Com os interesses parlamentares estarão voltados para as eleições, é pouco provável que o Congresso mostre trabalho este ano. Isso é lamentável, mas é o que acontecerá
Arte coluna Nuno 09 junho 2024 - Arte Paulo Márcio
Se a intenção fosse manter a tradição brasileira, que recomenda aos colegas de trabalho que sorteiem seu “amigo oculto” e troquem presentes no fim do ano, os deputados e senadores que dão expediente no Congresso Nacional já deveriam estar preparando a festa. Para eles, naquilo que diz respeito ao exercício da função para a qual foram eleitos, o ano chegou ao fim. Isso mesmo! Ainda que o calendário gregoriano indique que, a partir de hoje, ainda faltam 205 dias para o Réveillon, o ano parlamentar de 2024, na prática, já acabou!

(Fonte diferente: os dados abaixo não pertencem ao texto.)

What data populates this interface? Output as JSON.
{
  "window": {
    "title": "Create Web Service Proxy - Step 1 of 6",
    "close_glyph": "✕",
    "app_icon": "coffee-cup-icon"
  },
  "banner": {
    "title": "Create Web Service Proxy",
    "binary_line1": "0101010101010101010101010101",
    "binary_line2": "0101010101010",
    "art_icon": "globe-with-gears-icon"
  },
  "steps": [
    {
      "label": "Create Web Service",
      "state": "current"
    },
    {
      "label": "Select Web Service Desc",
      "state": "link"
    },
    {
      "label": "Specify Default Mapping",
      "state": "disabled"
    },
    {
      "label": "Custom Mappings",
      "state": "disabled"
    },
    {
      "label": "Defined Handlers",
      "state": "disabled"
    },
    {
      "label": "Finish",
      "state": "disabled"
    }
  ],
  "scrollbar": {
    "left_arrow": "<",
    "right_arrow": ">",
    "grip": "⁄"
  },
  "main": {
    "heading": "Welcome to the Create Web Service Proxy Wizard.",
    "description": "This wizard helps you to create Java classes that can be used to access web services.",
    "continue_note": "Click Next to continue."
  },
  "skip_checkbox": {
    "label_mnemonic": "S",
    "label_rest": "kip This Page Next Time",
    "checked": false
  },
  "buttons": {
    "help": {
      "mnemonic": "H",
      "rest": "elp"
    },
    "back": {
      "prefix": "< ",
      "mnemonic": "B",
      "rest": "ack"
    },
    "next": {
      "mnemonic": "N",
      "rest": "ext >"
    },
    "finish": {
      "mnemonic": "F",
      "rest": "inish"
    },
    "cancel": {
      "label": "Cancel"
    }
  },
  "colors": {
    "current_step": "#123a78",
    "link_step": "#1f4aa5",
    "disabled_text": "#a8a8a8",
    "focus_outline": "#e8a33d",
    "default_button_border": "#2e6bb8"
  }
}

É provável que daqui até dezembro um ou outro projeto rumoroso demais para ser deixado para depois ainda seja levado à votação. Ou, então, que Suas Excelências, em algum momento do segundo semestre, façam algum “esforço concentrado” e abandonem por dois ou três dias os afazeres relacionados com seus interesses pessoais para resolver a toque de caixa algumas das questões que têm obrigação de resolver.
Mas, naquilo que diz respeito à pauta estruturante, aquela que poderia corrigir problemas históricos, gerar renda e empregos de qualidade, e que a maioria dos candidatos sempre menciona quando aborda o eleitor à caça de votos, podemos esquecer. Toda generalização é sujeita a injustiças e pode ser que entre os 513 deputados e 81 senadores exista quem queira mostrar trabalho. A questão, porém, não está sendo tratada, aqui, sob ponto de vista individual, mas, sim, estrutural. Naquilo que exige a mobilização do Legislativo como um dos três poderes da República, nada de importante acontecerá!

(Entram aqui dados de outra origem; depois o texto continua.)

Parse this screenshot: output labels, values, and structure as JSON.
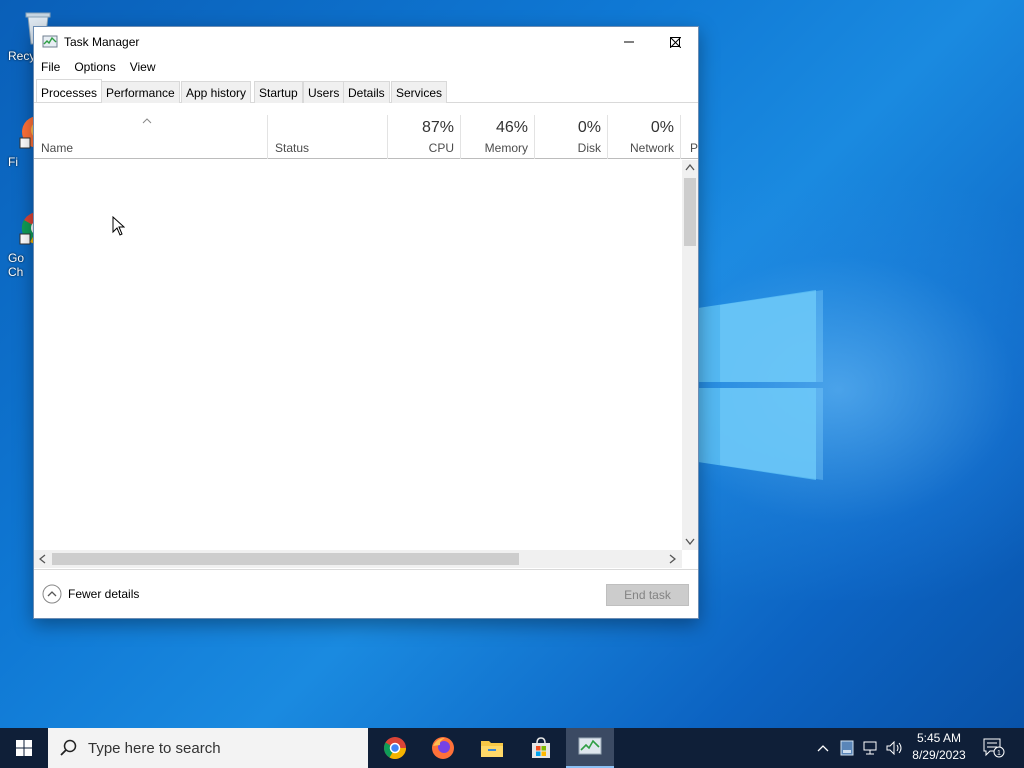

A menos que esta coluna esteja redondamente enganada — e, se estiver, não se furtará a pedir perdão pelo equívoco — a semana que se inicia hoje será a última de trabalho do ano e será dedicada à aprovação definitiva pela Câmara dos Deputados do chamado programa Mover. Trata-se, como vem sendo mostrado nos últimos dias, de um projeto de iniciativa do Ministério da Indústria, Comércio e Serviços (MDIC) que oferece benefícios às montadoras de veículos para o desenvolvimento de projetos de descarbonização da frota nacional.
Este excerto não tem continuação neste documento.